Selama tiga bulan ini, 80 penindakan rokok ilegal telah dilakukan Bea Cukai Merak dengan total barang bukti sebanyak 12.382.640 batang rokok ilegal.
“Dengan total nilai barang sebesar Rp15.305.613.200 dan total kerugian negara sebesar Rp10.472.804.083,” papar Beni Novri, Rabu 29 Maret 2023.
Penindakan terhadap upaya peredaran rokok ilegal ini berasal dari beberapa modus pelanggaran.
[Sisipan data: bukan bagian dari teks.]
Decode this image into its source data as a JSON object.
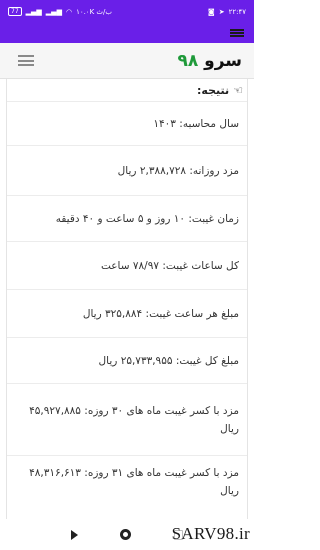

Diantaranya melalui jalur perlintasan Merak-Bakauheni dengan menggunakan sarana pengangkut truk dan bus, pengiriman melalui jasa ekspedisi, serta penjualan rokok ilegal melalui toko/warung di wilayah Banten.
“Paling baru penindakan dilakukan tadi malam (Selasa 28 Maret) di tol Tangerang-Merak, pada penindakan ini ada sekira dua juta batang rokok ilegal yang diamankan,” ujar Beni.
Sejak berlakunya Undang-Undang Nomor 7 Tahun 2021 tentang Harmonisasi Peraturan Perpajakan dan diterbitkannya Peraturan Menteri Keuangan nomor 237/PMK.04/2022 tentang Penelitian Dugaan Pelanggaran di Bidang Cukai, per tanggal 30 Desember 2022 untuk penyelesaian perkara terhadap dugaan Pelanggaran atas Pasal 50, Pasal 52, Pasal 54, Pasal 56, dan Pasal 58 Undang-Undang Cukai dapat tidak dilakukan penyidikan dalam hal yang bersangkutan membayar sanksi administratif berupa denda sebesar 3 (tiga) kali nilai cukai yang seharusnya
dibayar.
Pada periode triwulan I tahun 2023, Bea Cukai Merak telah melakukan penyelesaian perkara berupa tidak dilakukan penyidikan/UR (Ultimum Remedium) dengan total sanksi administratif sebesar Rp 569.966.520.
Menurut data untuk target di tahun 2023 sebanyak 18.000.000 batang dan realisasi penindakan jumlah batang rokok pada triwulan 2023 sekitar 12.382.640 batang dengan persentase sementara sebesar 68,79 persen dari target yang harus dicapai.
Penindakan ini merupakan komitmen Bea Cukai untuk terus menjaga Indonesia dari bahaya barang ilegal dengan tidak mengesampingkan tugas dalam mengamankan penerimaan negara.
Lebih lanjut Beni menjelaskan, dalam upaya Gempur Rokok Ilegal, Bea Cukai Merak terus melakukan penindakan Barang Kena Cukai (BKC) Ilegal pada wilayah pengawasan Bea Cukai Merak.
Selain meningkatkan kepatuhan dalam mencegah potensi kebocoran penerimaan negara, operasi Gempur Rokok Ilegal juga sebagai bentuk upaya nyata Bea Cukai dalam mengoptimalkan Cukai sebagai instrumen fiskal dalam pengendalian barang kena cukai sesuai peraturan perundang-undangan.